Attributes specifying whether a food is vegan or vegetarian for certain USDA FDC FoodData datasets.
Inspired from v3gtb
The aim of this project is to provide free and open add-on data for the USDA’s FDC FoodData datasets containing attributes that categorize foods as vegan, vegetarian, or neither.
This will hopefully enable applications and services that deal with nutrition data to take these dietary preferences into account, e.g. when displaying or suggesting foods to users. The target audience of this project are mainly small open source projects, although nothing keeps you from using it in a commercial project (see the License section below).
The data are generated using a naive heuristic based only on the descriptions of each food and those of its ingredients, which are compared to hardcoded lists of phrases and the most likely categories they suggest. Neither this approach nor the lists of phrases are perfect, so there are still many incorrectly categorized foods that will hopefully become fewer over time.

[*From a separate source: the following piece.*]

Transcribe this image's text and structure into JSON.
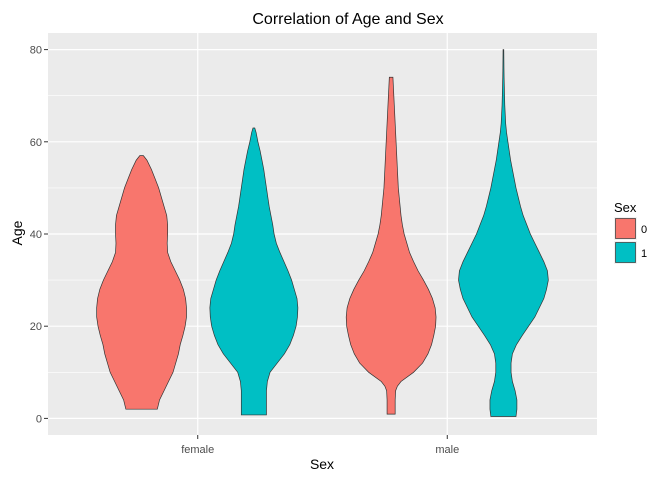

For those foods whose categorization as vegan/vegetarian/omni depends on one’s
level of “strictness”, an attempt is made to classify them as an appropriate
composite category. E.g., wines should ideally all be categorized as
VEGAN_VEGETARIAN_OR_OMNI
because certain filtration methods normally used in
the winemaking process involve animal
products, some of which
require killing the animal to extract, although it’s plausible that a subset of
vegans/vegetarians would consider them vegan/vegetarian regardless.
Note that these same composite categories are also used more generally in cases in which it’s impossible to tell from the available information whether something is vegan/vegetarian or not. Although this meaning is technically distinct from the strictness-dependent categorization above, in practice they tend to overlap almost perfectly. Returning e.g. to the example above, there do exist strictly vegan wines made without resorting to animal products in any step of the process, but a description saying just “wine” could refer to either these or the non-vegan variants.
Attributes are provided for foods in the FNDDS (“Survey”) and SR Legacy datasets. Data for both datasets are provided together in one file as foods are uniquely identified by e.g. their FDC ID and the file size is small anyway. As of now there are no plans to extend this project to the other FDC datasets, but who knows.
For debugging and demoing purposes, the current lists of foods in each category can be viewed here:
The script used to generate the data released by this project from FDC data via the heuristic explained above can be found in the project’s source code.
Some incomplete notes on development can be found here.
Like the USDA FDC datasets themselves, the data published by this project is hereby released into the public domain or, in jurisdictions where this is not possible, the closest legal equivalent.
The script to generate the data is provided under the MIT license.